This step back into winter is just not funny any more. Should long, baking hot summer days ever become fashionable again here, I’m sure the cooling breeze off the Channel will be a good thing but in wintry times, these same maritime gusts mean another layer of pain, and I heartily disapprove of them.
While the more sensible folk of Eastbourne were wrapped up like Michelin men, the blank-faced joggers were chugging along in their own icy little worlds, wondering what the hell they thought they were thinking of when they opted to set off from their centrally heated homes. That’s how it felt to me, anyway. But I got through it — my 5-minute and two 8-minute runs, each separated by 3 minutes of purposeful striding. So 21 minutes in total, an advance on the previous best effort of 20.

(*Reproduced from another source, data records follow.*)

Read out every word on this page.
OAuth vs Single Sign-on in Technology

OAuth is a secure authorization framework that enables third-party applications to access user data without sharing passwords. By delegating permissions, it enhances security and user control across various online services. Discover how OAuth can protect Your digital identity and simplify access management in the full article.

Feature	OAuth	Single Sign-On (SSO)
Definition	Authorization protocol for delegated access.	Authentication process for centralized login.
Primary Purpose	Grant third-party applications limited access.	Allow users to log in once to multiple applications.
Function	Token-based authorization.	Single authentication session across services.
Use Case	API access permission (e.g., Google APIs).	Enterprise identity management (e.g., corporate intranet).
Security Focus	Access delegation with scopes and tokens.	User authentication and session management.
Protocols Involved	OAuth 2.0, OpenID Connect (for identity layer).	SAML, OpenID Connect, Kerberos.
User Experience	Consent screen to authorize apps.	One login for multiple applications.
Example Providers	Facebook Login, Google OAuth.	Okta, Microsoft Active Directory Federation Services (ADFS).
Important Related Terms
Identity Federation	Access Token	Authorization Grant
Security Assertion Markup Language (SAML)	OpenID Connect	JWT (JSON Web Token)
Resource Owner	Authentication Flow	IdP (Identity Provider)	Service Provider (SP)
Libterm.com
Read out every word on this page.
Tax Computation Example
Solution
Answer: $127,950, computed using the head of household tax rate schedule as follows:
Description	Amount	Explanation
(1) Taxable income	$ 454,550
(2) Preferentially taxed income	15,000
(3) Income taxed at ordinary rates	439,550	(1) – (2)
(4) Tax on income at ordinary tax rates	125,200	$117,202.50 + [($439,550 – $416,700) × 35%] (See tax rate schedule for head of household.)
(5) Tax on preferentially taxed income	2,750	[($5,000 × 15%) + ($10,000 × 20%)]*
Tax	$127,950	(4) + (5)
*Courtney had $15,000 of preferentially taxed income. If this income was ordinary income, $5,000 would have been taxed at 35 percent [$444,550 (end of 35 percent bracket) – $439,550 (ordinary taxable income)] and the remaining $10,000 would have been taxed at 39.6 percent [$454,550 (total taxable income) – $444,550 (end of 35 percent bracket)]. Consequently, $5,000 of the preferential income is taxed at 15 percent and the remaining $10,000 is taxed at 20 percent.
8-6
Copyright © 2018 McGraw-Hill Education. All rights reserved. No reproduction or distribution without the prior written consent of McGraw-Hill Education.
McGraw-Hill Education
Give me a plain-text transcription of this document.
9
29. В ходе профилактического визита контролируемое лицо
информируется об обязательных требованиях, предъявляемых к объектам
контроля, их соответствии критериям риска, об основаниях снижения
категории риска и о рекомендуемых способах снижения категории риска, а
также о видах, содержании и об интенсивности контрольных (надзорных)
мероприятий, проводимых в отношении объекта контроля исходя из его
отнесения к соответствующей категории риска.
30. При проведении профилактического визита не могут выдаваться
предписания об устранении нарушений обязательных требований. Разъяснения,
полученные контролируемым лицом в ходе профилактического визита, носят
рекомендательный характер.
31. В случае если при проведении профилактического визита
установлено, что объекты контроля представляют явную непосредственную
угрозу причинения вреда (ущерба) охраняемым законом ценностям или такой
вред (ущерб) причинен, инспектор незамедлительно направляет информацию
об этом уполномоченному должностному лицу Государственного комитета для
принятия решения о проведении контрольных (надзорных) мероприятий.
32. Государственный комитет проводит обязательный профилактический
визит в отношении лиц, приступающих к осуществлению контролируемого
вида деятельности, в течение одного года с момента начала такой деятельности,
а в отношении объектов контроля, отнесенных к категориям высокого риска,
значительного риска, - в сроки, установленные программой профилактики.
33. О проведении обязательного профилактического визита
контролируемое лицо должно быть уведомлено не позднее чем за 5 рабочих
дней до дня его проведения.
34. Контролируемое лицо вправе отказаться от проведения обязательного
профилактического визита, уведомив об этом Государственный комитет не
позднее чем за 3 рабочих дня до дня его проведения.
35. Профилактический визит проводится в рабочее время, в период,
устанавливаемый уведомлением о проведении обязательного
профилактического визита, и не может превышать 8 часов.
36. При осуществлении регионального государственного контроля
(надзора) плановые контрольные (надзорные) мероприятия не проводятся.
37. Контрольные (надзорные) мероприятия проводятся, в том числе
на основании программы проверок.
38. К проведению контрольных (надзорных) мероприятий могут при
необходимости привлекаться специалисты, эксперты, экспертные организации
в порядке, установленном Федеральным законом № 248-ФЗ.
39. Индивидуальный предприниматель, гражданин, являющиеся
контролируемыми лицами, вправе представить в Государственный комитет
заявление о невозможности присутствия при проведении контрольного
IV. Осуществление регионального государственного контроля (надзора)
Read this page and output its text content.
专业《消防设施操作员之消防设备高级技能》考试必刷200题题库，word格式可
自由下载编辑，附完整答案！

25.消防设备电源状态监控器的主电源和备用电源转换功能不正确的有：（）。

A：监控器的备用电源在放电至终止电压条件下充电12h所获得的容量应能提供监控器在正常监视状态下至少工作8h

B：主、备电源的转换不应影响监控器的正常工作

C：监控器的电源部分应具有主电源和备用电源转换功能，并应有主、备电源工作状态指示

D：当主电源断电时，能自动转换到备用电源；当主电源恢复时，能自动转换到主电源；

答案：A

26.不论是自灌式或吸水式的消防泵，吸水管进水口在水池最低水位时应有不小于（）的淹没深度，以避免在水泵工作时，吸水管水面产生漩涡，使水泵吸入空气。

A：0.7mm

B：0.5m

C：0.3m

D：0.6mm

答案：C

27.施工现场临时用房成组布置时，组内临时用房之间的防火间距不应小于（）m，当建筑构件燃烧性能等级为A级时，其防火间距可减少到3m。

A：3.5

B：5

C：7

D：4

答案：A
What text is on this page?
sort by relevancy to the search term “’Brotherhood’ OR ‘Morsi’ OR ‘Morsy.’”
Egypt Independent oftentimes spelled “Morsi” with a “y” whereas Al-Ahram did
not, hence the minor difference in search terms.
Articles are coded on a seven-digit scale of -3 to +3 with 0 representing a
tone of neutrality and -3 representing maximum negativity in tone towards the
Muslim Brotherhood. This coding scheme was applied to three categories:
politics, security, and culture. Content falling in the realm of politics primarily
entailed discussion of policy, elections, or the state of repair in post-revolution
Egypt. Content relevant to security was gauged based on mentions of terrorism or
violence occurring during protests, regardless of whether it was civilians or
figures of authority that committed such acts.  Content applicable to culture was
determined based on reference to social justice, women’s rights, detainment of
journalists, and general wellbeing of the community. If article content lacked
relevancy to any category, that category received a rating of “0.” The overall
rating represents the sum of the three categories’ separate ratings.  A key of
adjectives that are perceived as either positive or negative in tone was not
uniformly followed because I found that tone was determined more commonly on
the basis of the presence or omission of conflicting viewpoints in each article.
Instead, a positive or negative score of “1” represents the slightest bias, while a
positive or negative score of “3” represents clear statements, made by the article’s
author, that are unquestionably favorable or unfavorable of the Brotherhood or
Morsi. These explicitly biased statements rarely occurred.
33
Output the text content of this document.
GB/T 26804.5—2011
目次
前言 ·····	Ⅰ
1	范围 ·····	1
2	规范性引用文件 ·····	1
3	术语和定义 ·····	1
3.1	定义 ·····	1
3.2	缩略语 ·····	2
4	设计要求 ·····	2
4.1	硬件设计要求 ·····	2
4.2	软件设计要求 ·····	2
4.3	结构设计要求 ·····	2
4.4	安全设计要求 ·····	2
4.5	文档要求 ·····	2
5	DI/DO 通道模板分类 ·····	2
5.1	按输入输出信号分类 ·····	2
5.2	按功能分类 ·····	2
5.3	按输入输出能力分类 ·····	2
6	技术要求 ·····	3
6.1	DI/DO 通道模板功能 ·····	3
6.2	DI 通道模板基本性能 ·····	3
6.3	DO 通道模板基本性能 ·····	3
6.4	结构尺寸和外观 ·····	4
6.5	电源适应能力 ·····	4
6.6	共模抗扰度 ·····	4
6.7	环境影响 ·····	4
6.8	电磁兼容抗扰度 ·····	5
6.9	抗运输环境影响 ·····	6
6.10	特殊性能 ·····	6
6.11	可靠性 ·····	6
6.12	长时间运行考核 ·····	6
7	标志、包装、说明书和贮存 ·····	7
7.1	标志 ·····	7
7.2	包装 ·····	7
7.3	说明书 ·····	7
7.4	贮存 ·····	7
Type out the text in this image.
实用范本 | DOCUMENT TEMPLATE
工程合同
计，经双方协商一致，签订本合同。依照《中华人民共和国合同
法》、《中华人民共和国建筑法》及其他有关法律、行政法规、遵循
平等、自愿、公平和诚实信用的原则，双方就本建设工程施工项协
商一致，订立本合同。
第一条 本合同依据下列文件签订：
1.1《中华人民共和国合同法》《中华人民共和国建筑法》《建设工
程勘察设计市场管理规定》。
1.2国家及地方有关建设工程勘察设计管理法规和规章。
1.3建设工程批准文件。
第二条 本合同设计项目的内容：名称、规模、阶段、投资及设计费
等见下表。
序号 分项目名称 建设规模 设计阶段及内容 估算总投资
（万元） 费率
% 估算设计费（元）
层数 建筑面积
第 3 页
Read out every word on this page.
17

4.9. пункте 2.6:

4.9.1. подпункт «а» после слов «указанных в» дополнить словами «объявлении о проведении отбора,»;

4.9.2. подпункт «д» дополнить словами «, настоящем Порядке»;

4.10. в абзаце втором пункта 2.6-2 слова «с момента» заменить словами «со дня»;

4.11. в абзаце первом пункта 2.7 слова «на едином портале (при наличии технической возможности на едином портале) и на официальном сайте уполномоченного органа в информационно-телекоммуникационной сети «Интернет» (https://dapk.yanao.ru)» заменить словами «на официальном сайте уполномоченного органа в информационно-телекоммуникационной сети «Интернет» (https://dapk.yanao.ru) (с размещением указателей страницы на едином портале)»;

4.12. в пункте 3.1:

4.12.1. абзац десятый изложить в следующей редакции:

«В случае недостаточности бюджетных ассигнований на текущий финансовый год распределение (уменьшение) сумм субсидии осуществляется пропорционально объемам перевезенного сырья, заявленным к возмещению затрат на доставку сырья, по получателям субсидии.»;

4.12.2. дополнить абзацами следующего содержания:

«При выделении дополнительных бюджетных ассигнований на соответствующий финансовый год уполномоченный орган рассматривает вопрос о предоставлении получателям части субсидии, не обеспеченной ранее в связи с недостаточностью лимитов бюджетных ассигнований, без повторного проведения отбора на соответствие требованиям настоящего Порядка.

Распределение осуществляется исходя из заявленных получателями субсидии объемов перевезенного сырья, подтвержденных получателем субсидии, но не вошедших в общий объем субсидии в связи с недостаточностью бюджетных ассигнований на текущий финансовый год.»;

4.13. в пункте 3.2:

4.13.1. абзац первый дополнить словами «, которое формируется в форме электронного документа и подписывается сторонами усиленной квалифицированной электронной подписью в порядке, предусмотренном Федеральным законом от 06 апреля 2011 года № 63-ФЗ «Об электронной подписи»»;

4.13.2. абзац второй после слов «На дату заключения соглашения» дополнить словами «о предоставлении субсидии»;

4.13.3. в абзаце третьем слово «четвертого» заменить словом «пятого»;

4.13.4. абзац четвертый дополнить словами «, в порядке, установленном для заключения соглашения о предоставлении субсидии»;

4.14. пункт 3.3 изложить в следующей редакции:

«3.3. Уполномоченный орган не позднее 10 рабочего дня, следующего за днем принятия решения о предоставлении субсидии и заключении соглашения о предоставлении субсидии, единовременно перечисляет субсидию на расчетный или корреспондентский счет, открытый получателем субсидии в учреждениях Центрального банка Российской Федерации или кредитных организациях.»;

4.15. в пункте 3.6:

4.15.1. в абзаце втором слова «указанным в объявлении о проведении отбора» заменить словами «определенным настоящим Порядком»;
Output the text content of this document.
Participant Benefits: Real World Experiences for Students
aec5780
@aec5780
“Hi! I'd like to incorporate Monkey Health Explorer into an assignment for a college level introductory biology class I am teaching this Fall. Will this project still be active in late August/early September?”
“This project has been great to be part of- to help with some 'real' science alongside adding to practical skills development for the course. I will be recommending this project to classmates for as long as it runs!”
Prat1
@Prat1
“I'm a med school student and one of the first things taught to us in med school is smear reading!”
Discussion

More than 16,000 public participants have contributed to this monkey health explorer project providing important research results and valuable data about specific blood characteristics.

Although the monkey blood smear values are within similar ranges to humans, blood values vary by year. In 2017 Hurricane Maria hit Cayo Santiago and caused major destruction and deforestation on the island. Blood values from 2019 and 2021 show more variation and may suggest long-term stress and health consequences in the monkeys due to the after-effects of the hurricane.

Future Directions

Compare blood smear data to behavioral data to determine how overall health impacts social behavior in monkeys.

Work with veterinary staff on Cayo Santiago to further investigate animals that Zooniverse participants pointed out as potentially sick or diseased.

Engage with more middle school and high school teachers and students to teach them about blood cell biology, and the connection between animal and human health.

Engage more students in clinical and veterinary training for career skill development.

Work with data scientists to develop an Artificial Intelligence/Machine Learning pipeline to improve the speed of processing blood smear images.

The next 10 days or so will be interesting. After this week’s 8-minute runs, the program I’m following escalates these longer stretches to 10, 12, 15, 18, then 20 minutes over successive sessions. There’s no reason to think I can’t do these, though I won’t hesitate to repeat a day, or even take a step back, if the ascent seems too rapid and too precipitous. When I’m through that, we’re into possible 5K Parkrun territory but I’m not rushing it. There’s no point in guessing when that might be. I’ll know when it seems right.
The run itself was comfortable enough. Just inescapably grey, like the sea, the sky, and the distant cliffs. On a summer’s day the glare from the white escarpments form a brilliant contrast with the rich blue of the sea below. But at this time of the year they sort of fuse together, merging like one great dismal wave sloshing up against the land. It doesn’t lessen the appeal to the walkers though. Before I left the car, I sat and watched a continuous line of day hikers creep up the steep track above Holywell. As each made it to the top their silhouettes froze against the sky for a moment or two, before vanishing over the top and making way for the next to take the stage. The walk, to Beachy Head and Birling Gap, and possibly on across the Seven Sisters to Seaford, is one I’ve still not done, but shortly must.
I was so wrapped up in my plodding duties that I overlooked the other item in my calendar — the spring meeting of the bowls club I’m a member of. It’s almost time to get excited about the start of the season, which is nominally set for mid-April but which always depends on the rain gods’ cooperation. I’m hoping to take the sport more seriously this year after drifting in and out of it last year, my first full season. As mentioned previously, it’s not an aerobic workout but pretty good for balance and hand-eye coordination, and overall a useful extra bit of physical movement. But the main appeal is the pleasure of competition and the comforting, inconsequential chat that lubricates it.